We Can't Take This Planet For Granted



Before it becomes even older news, Leonardo DiCaprio's eloquent statement in support of confronting the climate crisis was heard by perhaps a billion people as he accepted the Oscar for Best Performance by an Actor.   The shot of him accepting became the most replicated image in Internet history.

It took a very long time since it was suggested (by me, among others, probably) that stars of this wattage needed to bring this issue into awareness, to help create what I once heard Bill McKibben call an "emotional consensus."  Like everything else on this crisis, we've been slow.  Maybe too slow, but we are where we are.  We are maybe close to some general acceptance of the reality of global heating.  And part way towards the emotional consensus to address it.  If this helps, especially the next generations, then maybe we're further along.

DiCaprio also spoke directly of the initial threat to the poor and Indigenous cultures, which are already feeling dramatic impacts, and at least in the near future, may well bear the brunt of the climate crisis effects. He also linked this issue directly to the movie for which he won the Oscar.

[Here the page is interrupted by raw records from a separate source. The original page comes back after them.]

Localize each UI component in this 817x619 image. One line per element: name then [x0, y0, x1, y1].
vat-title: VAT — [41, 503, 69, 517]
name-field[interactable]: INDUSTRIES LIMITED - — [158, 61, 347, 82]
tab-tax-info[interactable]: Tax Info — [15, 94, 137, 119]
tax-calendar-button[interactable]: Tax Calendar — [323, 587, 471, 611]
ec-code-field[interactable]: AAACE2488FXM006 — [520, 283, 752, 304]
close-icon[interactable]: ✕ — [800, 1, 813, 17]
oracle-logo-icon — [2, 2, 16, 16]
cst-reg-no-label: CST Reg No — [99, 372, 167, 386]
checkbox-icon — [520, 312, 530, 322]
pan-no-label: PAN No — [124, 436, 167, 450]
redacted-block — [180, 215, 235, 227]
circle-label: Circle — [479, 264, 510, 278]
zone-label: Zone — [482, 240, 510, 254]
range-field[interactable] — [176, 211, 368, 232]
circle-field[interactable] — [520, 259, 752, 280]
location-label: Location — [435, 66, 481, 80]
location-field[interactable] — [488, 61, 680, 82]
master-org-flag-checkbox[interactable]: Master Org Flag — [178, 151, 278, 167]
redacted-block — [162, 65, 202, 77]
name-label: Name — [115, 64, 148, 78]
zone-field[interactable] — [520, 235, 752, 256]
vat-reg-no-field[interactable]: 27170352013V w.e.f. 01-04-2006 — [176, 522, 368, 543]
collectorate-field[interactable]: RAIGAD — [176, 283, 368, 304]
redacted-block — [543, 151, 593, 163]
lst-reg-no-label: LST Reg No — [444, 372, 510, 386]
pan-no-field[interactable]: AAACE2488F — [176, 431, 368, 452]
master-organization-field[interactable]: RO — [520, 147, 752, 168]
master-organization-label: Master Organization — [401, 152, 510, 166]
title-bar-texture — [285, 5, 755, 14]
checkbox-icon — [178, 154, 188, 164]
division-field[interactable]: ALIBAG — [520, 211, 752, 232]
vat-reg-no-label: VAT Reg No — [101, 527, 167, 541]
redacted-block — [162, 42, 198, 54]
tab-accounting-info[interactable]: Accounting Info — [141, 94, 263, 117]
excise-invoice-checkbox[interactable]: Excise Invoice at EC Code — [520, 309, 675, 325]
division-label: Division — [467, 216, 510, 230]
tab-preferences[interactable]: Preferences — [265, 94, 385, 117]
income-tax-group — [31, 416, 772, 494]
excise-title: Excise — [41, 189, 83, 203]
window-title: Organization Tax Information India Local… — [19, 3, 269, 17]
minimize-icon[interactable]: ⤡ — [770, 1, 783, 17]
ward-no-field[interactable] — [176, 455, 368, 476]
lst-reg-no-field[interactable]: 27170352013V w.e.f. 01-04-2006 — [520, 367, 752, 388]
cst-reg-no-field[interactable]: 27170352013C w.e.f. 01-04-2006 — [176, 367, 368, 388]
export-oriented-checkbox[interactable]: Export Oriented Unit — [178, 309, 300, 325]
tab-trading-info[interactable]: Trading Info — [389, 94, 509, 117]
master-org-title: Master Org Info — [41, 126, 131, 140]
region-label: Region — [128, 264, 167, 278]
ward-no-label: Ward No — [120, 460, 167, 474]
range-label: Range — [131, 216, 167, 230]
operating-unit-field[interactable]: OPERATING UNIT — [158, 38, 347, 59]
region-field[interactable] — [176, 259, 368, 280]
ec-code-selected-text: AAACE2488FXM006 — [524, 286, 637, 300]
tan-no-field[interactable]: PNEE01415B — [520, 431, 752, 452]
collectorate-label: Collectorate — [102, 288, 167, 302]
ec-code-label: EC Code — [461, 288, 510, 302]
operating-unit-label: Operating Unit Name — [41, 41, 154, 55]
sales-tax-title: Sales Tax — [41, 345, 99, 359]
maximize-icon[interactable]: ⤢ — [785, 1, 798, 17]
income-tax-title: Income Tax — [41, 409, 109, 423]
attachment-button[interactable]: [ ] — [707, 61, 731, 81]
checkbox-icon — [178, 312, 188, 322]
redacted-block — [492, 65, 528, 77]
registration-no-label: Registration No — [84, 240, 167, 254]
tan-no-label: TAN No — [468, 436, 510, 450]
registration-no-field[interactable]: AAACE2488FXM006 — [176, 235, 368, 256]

Meanwhile, the Guardian fills in some details on why DiCaprio has been outspoken on the climate crisis.  And the Washington Post story, titled Leonardo DiCaprio's Oscar speech was about climate change, which is worse than we thought, cites an unnoticed study that suggests that cutting carbon more and faster than the baseline UN figures suggests may be necessary to avoid far future catastrophe.  Attacking the causes more urgently may be required.

Dealing with the effects involves seeing them for what they are, also a problem of perception.  For instance, last week a study showed that sea levels rose faster in the 20th century than in the previous 27 centuries, but might not have risen at all except for the climate crisis effects.  Now another study shows that the costs of sea levels rising "rise faster than the seas themselves."

Figuring that out requires, for one thing, that we see these disparate phenomena and costs as consequences of sea level rise due to the climate crisis.  Only when we see this can we begin to develop strategies for dealing with the problem in all its dimensions.